One of the most important is the presence, absence, degree of development, and succession of the above-mentioned horizons. However, other factors and pedogenetic processes matter too (Fig. 4).

Classifications may vary, according to the different pedological schools, but, basically, we may distinguish among major units such as the chernozems, phaeozems, kastanozems, luvisols, planosols, podzols, umbrisols, cryosols, cambisols, vertisols, calcisols, gypsisol, solonetzes, solonchaks, gleysols, etc., each with its corresponding subclasses [5].

From a practical point of view, the most important classification criterion is fertility and agricultural potential, with chernozems (steppe soils) ranking among the highest (Fig. 5).

Environmental Factors Influencing Life in the Soil

Among the main factors are:

• Temperature is an extremely important factor, influencing liquid water availability, solubility and diffusion of various nutrients, enzyme functioning, etc. Each organism has its own thermal optimum and its own degree of tolerance to values outside this optimal range. Basically, except for some hot volcanic soils, most types of soil worldwide fit into the general biological optimum of 0-60°C [13].

• The pH of soil solution is also important for the availability of certain mineral nutrients, also affecting some biological processes. Just as for temperature, each species has its own pH optimum. Regular variation limits are between 3 and 8.5. Most organisms, especially multicellular ones (animals, plants), are sensitive to extreme values [13].

• Salinity refers to the concentration of salts dissolved in soil solution. It affects the ability of living organisms to absorb water and may cause osmotic stress and osmotic shock to sensitive species.

• Moisture, meaning the water content of the soil has both a direct influence on life (water is a key resource to all metabolic processes) and also an indirect one, determining soil oxygenation or the mobility of certain microorganisms.

• The mineral composition is important, minerals being valuable nutrients for organisms; however, some may become toxic when in excess.

• Organic matter provides a nutritive substrate to heterotrophic organisms.

• Light is particularly important to photosynthesizing organisms. The other living beings are indirectly affected, through the thermal effect of sunlight (infrared radiation) or the disruptive effects of ultraviolet radiation, which makes some organisms require chemical (specific pigments) of microtopographic (taking shelter in/beneath pebbles, etc.) screening.

• Pollution is a factor of growing importance nowadays. Among the most damaging pollutants are hydrocarbons, including their halogenated or hydroxylated derivatives (compounds derived from the breakdown of plastic, industrial solvents, etc.), heavy metals, various pesticides in excess, etc.

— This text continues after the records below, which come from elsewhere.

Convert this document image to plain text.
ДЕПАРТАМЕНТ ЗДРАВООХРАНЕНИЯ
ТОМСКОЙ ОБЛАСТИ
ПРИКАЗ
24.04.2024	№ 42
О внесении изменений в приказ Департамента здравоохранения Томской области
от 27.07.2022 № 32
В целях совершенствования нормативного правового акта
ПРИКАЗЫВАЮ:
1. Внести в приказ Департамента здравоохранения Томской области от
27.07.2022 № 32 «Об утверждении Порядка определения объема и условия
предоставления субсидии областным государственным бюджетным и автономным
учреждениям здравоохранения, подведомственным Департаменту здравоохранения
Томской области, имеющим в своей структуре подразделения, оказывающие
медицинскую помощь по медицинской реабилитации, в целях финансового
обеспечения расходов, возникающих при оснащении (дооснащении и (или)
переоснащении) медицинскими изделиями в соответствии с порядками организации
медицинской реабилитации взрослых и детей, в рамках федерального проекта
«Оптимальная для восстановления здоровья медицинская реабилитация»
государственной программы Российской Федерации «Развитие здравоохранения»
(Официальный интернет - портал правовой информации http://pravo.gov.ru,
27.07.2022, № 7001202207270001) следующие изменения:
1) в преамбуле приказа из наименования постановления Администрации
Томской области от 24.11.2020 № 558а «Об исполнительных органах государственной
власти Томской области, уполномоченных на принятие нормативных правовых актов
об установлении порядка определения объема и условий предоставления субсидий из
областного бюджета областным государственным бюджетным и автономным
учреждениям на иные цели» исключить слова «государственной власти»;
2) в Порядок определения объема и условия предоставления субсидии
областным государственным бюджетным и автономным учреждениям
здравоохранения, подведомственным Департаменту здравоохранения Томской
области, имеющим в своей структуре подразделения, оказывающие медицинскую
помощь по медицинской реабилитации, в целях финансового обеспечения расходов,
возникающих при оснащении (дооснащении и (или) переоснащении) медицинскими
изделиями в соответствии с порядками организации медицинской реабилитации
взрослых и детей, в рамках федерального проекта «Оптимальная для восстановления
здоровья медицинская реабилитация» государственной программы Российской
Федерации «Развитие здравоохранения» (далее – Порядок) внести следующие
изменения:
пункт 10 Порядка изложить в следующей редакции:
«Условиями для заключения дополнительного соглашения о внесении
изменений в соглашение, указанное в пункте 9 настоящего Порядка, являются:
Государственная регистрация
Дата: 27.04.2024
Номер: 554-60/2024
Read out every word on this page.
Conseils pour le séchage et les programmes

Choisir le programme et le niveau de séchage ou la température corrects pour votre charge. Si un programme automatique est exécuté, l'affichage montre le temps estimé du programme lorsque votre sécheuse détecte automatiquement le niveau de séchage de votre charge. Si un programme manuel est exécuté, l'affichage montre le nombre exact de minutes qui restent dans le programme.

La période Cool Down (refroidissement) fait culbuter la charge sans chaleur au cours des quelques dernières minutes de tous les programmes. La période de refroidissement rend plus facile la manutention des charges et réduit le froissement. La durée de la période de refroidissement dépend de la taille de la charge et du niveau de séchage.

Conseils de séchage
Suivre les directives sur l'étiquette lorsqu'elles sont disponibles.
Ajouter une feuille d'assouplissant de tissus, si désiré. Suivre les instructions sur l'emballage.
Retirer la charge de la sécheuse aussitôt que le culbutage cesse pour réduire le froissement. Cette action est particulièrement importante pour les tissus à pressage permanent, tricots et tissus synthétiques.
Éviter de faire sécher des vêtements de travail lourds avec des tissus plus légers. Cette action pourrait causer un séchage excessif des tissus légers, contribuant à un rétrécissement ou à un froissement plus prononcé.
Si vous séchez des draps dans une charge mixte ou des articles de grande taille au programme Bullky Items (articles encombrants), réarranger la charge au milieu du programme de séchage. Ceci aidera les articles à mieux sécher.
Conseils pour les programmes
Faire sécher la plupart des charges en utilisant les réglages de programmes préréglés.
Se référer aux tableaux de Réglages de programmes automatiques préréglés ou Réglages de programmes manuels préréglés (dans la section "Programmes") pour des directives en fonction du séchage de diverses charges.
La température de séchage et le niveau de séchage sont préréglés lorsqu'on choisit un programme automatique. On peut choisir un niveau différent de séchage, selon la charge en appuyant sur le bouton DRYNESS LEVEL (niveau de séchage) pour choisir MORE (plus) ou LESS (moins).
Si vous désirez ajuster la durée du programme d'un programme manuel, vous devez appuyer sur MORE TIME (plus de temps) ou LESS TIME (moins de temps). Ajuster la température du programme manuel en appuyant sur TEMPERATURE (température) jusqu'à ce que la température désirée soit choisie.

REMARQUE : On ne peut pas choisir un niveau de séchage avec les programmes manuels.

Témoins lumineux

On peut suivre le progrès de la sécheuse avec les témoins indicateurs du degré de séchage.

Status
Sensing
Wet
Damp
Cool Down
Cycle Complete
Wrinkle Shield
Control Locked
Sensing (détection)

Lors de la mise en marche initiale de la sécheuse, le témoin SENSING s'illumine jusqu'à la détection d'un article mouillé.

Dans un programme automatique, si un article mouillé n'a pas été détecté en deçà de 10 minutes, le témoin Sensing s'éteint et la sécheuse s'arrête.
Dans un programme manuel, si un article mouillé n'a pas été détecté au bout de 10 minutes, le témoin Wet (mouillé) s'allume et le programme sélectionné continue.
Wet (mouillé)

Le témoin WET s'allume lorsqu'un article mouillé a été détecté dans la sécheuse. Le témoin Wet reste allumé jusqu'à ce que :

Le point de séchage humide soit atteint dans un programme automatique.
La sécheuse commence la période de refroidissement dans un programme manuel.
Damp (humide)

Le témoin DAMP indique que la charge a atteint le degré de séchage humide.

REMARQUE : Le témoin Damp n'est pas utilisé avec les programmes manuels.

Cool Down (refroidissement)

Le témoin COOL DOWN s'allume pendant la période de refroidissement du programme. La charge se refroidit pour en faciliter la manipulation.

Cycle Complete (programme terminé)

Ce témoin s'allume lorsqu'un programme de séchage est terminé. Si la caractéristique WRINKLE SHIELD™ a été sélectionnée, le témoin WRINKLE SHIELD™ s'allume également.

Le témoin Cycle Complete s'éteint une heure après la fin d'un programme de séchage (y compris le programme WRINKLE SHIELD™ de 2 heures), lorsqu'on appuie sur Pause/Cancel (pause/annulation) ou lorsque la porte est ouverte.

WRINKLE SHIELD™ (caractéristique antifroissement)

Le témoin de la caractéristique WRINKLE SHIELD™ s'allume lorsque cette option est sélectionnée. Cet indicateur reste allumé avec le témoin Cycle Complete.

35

Pollutants can be inorganic, such as heavy metal compounds, that are generally damaging to the cell structures of all organisms, when in excess. However, there are extremely numerous classes of organic pollutants, deriving from fuels, solvents, paints, cleaning and disinfecting products, pesticides, antibiotics and other pharmaceuticals . There are many ways in which such compounds can affect soil life. Some (like hydrocarbons) lower soil permeability to oxygen and water. Others are directly toxic to living organisms. Others have a selective effect on soil microbiota, inhibiting some organisms while stimulating others, thus influencing the way soil functions as a system. While pollution can affect the diversity and distribution of soil microbiota, its most visible effects are on the flora and fauna [13, 14].

All these factors vary at a global level. Some of these variations can be seen in a latitudinal or altitudinal gradient, determining a characteristic zonation of vegetation, but also of associated soil types (Fig. 6). Other variations are present at a local level, causing significant differences in life conditions over distances of a few meters or even less.